At the end of 2025, after a diplomatic crisis between China and Japan over Japan's Prime Minister's words about Chinese militarism and support of Taiwan, it was announced that twin pandas from the Tokyo Ueno Zoo, Xiao Xiao and Lei Lei, would return to China at the end of January 2026, a few weeks earlier than expected.
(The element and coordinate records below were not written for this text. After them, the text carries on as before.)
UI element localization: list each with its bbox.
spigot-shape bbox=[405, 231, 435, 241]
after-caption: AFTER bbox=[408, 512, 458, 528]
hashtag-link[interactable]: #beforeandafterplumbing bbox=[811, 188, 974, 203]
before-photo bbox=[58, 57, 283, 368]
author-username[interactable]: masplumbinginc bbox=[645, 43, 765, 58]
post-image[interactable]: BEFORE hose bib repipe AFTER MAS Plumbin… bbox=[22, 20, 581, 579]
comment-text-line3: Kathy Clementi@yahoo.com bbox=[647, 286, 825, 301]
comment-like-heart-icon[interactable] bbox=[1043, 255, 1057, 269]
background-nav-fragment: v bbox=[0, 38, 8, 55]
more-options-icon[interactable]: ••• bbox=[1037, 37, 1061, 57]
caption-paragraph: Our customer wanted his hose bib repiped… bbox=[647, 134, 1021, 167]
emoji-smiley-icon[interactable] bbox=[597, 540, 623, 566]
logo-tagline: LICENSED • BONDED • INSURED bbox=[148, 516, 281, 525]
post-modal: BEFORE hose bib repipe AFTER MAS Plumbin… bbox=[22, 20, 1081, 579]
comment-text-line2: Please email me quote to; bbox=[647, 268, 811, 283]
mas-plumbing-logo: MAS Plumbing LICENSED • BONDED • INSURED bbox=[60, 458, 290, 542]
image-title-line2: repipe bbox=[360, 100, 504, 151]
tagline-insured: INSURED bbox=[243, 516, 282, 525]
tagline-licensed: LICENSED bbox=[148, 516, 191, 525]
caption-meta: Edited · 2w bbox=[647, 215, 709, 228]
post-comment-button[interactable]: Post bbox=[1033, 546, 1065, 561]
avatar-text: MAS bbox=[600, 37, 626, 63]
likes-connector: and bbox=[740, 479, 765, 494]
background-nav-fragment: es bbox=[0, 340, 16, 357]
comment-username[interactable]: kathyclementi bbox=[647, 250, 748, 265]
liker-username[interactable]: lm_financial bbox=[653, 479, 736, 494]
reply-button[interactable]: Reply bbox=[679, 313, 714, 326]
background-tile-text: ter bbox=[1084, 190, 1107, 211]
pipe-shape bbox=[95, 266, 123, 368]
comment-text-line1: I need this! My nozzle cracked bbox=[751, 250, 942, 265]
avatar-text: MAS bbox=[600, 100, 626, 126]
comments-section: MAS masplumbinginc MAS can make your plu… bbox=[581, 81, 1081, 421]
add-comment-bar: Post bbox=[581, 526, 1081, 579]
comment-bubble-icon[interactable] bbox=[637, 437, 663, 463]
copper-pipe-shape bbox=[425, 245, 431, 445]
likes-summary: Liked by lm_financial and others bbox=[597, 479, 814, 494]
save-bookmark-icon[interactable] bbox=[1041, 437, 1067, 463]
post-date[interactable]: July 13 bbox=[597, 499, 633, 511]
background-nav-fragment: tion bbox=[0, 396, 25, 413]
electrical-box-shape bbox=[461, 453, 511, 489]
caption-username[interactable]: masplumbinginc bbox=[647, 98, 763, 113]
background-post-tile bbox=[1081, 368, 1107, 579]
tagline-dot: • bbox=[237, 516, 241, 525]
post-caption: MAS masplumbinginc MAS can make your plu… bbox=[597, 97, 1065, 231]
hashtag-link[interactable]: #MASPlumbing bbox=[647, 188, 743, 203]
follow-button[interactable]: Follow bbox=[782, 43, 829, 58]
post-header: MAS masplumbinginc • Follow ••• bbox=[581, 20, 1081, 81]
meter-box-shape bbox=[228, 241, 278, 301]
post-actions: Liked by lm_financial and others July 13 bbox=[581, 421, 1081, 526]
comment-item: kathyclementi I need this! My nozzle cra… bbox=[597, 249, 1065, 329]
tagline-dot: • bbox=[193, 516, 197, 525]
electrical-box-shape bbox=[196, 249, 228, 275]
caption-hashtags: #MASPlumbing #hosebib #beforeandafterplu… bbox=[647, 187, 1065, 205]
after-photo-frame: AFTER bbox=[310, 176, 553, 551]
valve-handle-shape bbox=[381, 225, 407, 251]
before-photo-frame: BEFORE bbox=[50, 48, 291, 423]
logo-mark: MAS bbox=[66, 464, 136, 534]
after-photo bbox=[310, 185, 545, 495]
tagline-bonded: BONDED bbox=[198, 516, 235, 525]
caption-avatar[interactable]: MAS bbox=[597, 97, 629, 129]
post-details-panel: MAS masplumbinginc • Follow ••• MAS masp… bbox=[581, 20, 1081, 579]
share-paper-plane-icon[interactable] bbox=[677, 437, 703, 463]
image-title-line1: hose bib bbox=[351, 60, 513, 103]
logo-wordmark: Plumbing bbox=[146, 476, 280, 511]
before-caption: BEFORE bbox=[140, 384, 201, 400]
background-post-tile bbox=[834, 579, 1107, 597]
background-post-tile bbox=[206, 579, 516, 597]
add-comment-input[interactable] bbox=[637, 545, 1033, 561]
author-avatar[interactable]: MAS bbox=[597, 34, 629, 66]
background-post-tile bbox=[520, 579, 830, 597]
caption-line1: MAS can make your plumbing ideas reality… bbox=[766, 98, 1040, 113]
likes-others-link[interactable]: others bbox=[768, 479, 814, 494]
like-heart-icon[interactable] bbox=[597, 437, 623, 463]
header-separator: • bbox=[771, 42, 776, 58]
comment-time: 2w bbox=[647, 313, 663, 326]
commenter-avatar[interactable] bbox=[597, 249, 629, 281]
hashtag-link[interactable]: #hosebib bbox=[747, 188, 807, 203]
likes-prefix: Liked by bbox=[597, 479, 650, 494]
The pandas were born at Ueno in 2021. Their parents, Shin Shin and Ri Ri, by then considered elderly, had been returned to China in September 2024. Japan had had pandas continuously from 1972, the year of normalization with China.

== Practicalities ==
Keeping pandas is very expensive. Besides the "rent" payable to China, obtaining enough bamboo is very expensive. A panda typically consumes only fresh bamboo, eating 40 kg of it every day. It was reported in 2011 that Edinburgh Zoo spent $107,000 per year to feed its two pandas. This caused the zoo to ask for bamboo donations, as well as for local gardeners to start growing bamboo. During the COVID-19 pandemic, the supply of bamboo added to cost considerations. Owing to the difficulty of securing a consistent and adequate supply of fresh bamboo, Calgary Zoo returned their pair of pandas ahead of schedule, to join their progeny back in China. Due to the high upkeep costs, pandas have been considered a white elephant gift.

In 2003, China sent Thailand a pair of pandas, Chuang Chuang and Lin Hui, to Chiang Mai Zoo. Chuang Chuang was put on a diet in 2007 due to obesity and died in September 2019 as a result of heart failure.